Earlier, they had employed blocking tactics to delay preliminary legislation. With the green light thus given, the government published its first two draft ordinances on New Year's Eve, hours after the council had pronounced.

One concerns imposition of a new tax to help pay off the welfare system's accumulated debt; the other sets a 2.1 per cent maximum for increased spending by hospitals and GPs and makes minor changes in reimbursement arrangements for some doctors.

Most practical obstacles to the reforms have also been removed. The "social summit" convened by Mr Juppe on 21 December gave the unions what they had wanted in terms of recognition and a largely symbolic role in decision- making.

They had already obtained a pledge that all early-retirement arrangements in the public sector would be retained, the suspension of a committee set up to consider changes to public-sector pensions and abolition of a restructuring plan for the nationalised railway company.

The strikes, which paralysed the country until mid-December, are almost over. Public-transport workers in Marseilles, whose strike was yesterday in its 26th day, are still holding out, but their particular grievance relates to local terms and conditions of employment, not to the welfare reforms as such. The postal sorting workers in Caen, whose strike was broken by riot police just before Christmas, are back at work.

While the more militant trade union leaders have warned that the strikes could begin again at any time if the concessions granted by the government do not materialise, one of their number, Marc Blondel, of the Force Ouvriere, sounded a distinctly conciliatory note yesterday. He commented approvingly on President Jacques Chirac's New Year message, which had contained some "openings". In particular, the unions now believe they will be consulted in the drafting of further reform ordinances.

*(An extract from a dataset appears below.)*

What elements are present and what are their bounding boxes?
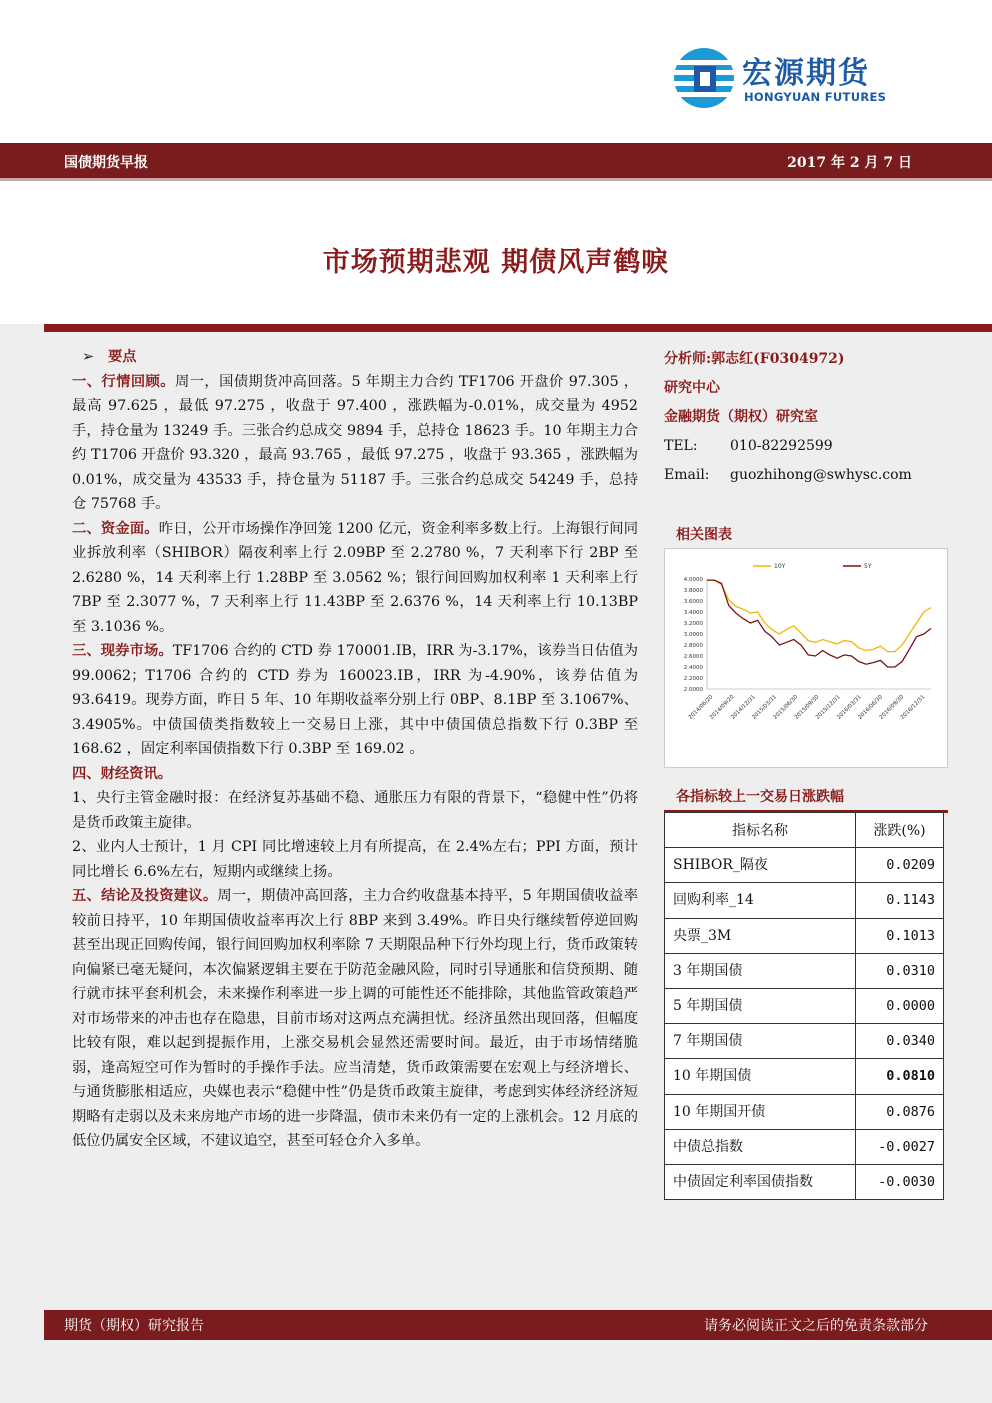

The new conciliatory tone, however, does not alter the fact that, despite all the concessions he made, Mr Juppe has retained the core of his welfare- reform legislation intact and that he clearly enjoys Mr Chirac's support. The President's tribute to his "courageous action" in his New Year message showed approval for what he was doing, even if his call for more dialogue implied criticism of how he had set about it.

The result is that, as of yesterday, most French people with jobs, and richer pensioners, will find themselves worse off. The new tax will cost them 0.5 per cent of total income, including hitherto exempt savings income. They will pay higher national-insurance contributions and much higher "hotel" charges for hospital care. However, Mr Juppe's first two ordinances have expressly left the delicate subject of health-service reorganisation and proposed sanctions on overspending doctors for further discussion. Those could well be the next - and bitter - battles.